The little boy, wrenched from sleep, runs without comprehending anything, and mingles his crying with the great ambient din. His crying turns to sobs when the hand that was holding his suddenly lets go. He is alone in the crowd, all alone in his nightmare. For he is still asleep, asleep on his feet, running and crying. But his crying suddenly ceases when he sees the woman who was holding his hand start to waltz in the mud and ruins with a great bird of fire fastened on her back. The predator spreads its radiant wings and envelops the woman in them from head to foot. Before this abduction of amazing speed, of fierce beauty, the little boy swallows his saliva like a stone, in the same gulp losing all the words, all the names he ever knew.

Hamburg, the moment of obliteration.

And Abraham … looked toward Sodom and Gomorrah, and toward all the land of the plain, and beheld, and, lo, the smoke of the country went up as the smoke of a furnace .’

The child is not Abraham, just a little boy clutching his teddy bear very tightly to his chest, and his gaze splinters. Death takes him alive there, before the furnace, leaving him dead to his memory, to the language he spoke, to his name. His soul is petrified, his heart condenses into a block of salt. In counterpoint to the celestial conflagrations and outcry of the shattered city, he hears the thud of his salty heart beating inside the fabric body of the bear whose muzzle is crushed against his throat, whose buttercup eyes are pressed to his neck. The heat all around is suffocating, the air thick with sooty dust and gas. Only the teddy bear’s eyes seem to have preserved a miraculous clarity and gentleness.

Hamburg, zero hour.

But [Lot’s] wife looked back from behind him, and she became a pillar of salt .’

In this temporal gap a little boy who has only just died is brutally delivered back into the world, cast completely naked into one of the world’s craters. He knows nothing about himself any more. He cannot distinguish between his own body and that of the teddy bear with rununculus eyes.
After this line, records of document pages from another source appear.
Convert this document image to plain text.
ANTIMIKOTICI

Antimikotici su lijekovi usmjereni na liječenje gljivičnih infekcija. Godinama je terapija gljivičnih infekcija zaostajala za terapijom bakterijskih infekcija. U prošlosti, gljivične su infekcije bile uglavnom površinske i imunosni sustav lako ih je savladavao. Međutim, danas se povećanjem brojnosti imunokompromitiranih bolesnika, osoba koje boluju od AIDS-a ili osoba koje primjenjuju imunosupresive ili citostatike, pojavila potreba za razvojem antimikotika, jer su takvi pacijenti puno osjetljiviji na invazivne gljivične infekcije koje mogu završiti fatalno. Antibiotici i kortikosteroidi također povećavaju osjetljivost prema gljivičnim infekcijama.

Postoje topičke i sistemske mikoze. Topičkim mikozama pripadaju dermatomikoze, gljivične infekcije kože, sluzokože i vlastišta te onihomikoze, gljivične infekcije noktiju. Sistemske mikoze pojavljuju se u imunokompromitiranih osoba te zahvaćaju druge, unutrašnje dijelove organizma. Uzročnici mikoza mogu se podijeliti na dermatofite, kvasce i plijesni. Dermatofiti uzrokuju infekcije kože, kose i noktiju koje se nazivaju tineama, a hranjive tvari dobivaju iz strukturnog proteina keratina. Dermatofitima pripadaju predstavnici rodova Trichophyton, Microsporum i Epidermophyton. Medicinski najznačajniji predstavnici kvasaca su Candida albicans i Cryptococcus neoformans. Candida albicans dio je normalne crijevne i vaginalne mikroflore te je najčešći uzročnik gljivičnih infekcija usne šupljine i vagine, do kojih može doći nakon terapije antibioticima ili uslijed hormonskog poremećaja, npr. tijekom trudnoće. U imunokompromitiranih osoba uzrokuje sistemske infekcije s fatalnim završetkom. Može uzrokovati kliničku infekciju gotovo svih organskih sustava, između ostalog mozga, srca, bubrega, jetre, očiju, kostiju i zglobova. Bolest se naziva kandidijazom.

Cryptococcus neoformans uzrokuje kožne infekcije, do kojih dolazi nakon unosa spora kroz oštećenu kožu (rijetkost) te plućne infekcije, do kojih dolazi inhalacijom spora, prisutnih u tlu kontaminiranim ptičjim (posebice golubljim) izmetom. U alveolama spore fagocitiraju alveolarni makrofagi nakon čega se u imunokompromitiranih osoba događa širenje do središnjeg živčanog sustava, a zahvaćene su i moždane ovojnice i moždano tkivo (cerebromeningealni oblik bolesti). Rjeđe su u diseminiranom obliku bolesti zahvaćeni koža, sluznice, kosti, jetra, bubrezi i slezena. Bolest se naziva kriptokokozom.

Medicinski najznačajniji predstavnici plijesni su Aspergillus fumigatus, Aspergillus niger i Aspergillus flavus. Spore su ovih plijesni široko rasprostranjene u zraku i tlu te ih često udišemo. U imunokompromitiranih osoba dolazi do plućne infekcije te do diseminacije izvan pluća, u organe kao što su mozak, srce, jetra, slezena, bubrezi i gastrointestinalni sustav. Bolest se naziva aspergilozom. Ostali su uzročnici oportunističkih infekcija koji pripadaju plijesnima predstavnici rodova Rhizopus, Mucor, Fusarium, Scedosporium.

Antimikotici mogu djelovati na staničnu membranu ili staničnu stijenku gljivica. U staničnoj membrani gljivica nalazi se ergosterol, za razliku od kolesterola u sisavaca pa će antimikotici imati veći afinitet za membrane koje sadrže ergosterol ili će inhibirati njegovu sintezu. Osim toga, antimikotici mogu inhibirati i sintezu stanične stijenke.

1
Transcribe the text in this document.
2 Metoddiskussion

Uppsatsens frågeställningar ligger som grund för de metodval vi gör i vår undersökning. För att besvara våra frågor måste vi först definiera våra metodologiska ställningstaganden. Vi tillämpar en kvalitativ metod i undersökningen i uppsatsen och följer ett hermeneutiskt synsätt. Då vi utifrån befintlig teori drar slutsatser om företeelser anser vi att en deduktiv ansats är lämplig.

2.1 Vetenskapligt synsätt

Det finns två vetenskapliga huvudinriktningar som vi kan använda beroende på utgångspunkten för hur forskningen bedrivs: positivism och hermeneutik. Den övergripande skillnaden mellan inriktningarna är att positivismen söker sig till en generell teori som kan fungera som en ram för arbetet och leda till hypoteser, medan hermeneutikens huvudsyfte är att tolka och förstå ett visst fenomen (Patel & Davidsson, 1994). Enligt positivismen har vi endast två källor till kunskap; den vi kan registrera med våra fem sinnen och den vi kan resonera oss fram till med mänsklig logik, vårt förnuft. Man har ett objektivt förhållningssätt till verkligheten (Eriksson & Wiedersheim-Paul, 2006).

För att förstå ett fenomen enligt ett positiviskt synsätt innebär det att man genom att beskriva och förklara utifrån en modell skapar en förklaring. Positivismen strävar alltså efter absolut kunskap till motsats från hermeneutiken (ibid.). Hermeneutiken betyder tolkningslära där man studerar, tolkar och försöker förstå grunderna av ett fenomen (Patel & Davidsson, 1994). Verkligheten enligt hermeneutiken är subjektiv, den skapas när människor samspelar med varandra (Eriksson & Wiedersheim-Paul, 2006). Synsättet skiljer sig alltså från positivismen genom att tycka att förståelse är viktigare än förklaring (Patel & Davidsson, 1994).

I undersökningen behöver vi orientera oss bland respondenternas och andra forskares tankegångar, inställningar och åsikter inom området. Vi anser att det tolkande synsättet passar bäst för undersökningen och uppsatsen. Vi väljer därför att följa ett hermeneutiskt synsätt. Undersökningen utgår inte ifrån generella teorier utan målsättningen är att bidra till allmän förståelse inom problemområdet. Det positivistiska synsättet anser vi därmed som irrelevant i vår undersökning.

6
He now knows nothing about humanity, he confuses the human voice with the tumultuous din — of explosions, of avalanches of stones, beams and metal, of the forest of flames sweeping across the demolished town, of the wails of the dying and the screams of deranged survivors. He knows nothing any more of his language. Words are but sounds chaotically crowded into the furnace-press of war, producing a slimy run-off stinking of blood and carbonized flesh, of sulphur, gas and smoke. A greasy black run-off streaked with glittering gashes of yellow and scarlet.

Hamburg, daybreak following Gomorrah.